I encourage anyone tempted by this take to read fossil fuel companies' annual reports about their expanding investments in coal, oil, and gas exploration. Just 1% of cash spending by oil and gas companies is currently being spent on clean energy. If you think there is a fossil fuel industry-led transition underway, you are not living on the same burning planet as the rest of us.

The second objection tends to be concern about slippery slopes. If we reject fossil fuel companies, what about all the other companies that contribute to the climate crisis? What will there be left for us to work on?

I'm very sympathetic to this concern. It is hard to run an agency. Not every client you take on is going to be a passion project. But no CEO on planet Earth accepts every single pitch opportunity that hits their inbox. Everyone has a line—and it makes sense to draw a line that reflects the very well-documented behavior of fossil fuel companies.

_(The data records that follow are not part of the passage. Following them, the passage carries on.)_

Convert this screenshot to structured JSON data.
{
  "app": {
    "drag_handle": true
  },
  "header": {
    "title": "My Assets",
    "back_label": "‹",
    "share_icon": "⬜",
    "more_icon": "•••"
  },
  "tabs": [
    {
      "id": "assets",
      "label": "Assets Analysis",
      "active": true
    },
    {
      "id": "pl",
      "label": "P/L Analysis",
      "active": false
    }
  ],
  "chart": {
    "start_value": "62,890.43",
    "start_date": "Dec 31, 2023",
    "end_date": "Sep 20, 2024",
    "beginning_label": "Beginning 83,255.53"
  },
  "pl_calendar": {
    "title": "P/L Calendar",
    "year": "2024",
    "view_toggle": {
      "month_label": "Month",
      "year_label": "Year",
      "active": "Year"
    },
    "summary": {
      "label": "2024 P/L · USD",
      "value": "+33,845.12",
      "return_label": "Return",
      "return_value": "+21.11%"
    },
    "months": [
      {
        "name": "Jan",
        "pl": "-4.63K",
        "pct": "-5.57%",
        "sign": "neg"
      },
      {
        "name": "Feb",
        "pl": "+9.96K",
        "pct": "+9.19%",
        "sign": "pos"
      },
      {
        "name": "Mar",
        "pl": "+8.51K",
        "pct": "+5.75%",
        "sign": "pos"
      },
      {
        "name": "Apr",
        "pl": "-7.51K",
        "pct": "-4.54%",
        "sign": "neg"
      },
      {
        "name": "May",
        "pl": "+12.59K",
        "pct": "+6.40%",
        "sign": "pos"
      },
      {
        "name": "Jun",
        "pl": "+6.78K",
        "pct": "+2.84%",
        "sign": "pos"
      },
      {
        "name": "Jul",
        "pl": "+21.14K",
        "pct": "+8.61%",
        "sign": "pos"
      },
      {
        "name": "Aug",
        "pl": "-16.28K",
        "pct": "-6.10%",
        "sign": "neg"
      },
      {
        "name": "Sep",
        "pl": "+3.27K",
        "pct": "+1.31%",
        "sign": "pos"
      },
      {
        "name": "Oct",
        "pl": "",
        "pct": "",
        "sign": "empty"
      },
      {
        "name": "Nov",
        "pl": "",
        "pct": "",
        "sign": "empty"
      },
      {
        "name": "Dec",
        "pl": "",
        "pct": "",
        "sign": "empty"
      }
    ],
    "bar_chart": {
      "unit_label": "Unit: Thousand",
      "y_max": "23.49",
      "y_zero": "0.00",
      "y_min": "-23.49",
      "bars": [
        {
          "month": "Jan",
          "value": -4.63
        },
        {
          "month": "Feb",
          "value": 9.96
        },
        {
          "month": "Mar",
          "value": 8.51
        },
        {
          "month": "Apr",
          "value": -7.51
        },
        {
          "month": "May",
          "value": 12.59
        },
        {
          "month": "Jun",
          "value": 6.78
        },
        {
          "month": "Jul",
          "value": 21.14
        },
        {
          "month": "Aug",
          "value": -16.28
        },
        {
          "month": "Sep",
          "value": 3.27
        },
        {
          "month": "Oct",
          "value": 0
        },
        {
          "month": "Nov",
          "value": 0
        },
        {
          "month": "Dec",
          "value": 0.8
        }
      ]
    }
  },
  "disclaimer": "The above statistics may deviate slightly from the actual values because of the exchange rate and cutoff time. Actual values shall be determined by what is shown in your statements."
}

The fossil fuel industry is the world's biggest polluter and the world's biggest greenwasher. If you can solve the problem of the fossil fuel sector, it becomes vastly easier to solve every other aspect of the climate challenge. Their goal is to make pollution profitable, which means that every polluting industry is propped up by the policies and practices they follow, and their fight against coordinated climate action.

Another way to look at this: In the safe climate future, we will need transportation. We will need food. We will need manufactured products. We will not need fossil fuels. That's a simple, straightforward line to draw. It may not be the last one—again, everyone has their own perspective on this, but it's one that should be universal at this point.

Last, I want to talk about the duty that some leaders feel to help the fossil fuel sector through a climate transition.

This may seem counterintuitive, but the best way to encourage fossil fuel companies to transition is to pledge not to work with them until their budgets and business plans actually reflect climate reality. This position provides you the most leverage, and the clearest incentives possible to create change. Everything else is a strategic and ethical quagmire.

After 40 years of deception, greenwashing, and more deception, it's time to put the onus on fossil fuel companies to make the change and take responsibility for the impact that advertising and PR has had. That's a fair line for any agency—particularly a B Corp—to make.

Duncan Meisel is the executive director for Clean Creatives. He helps advertisers drop fossil fuel clients.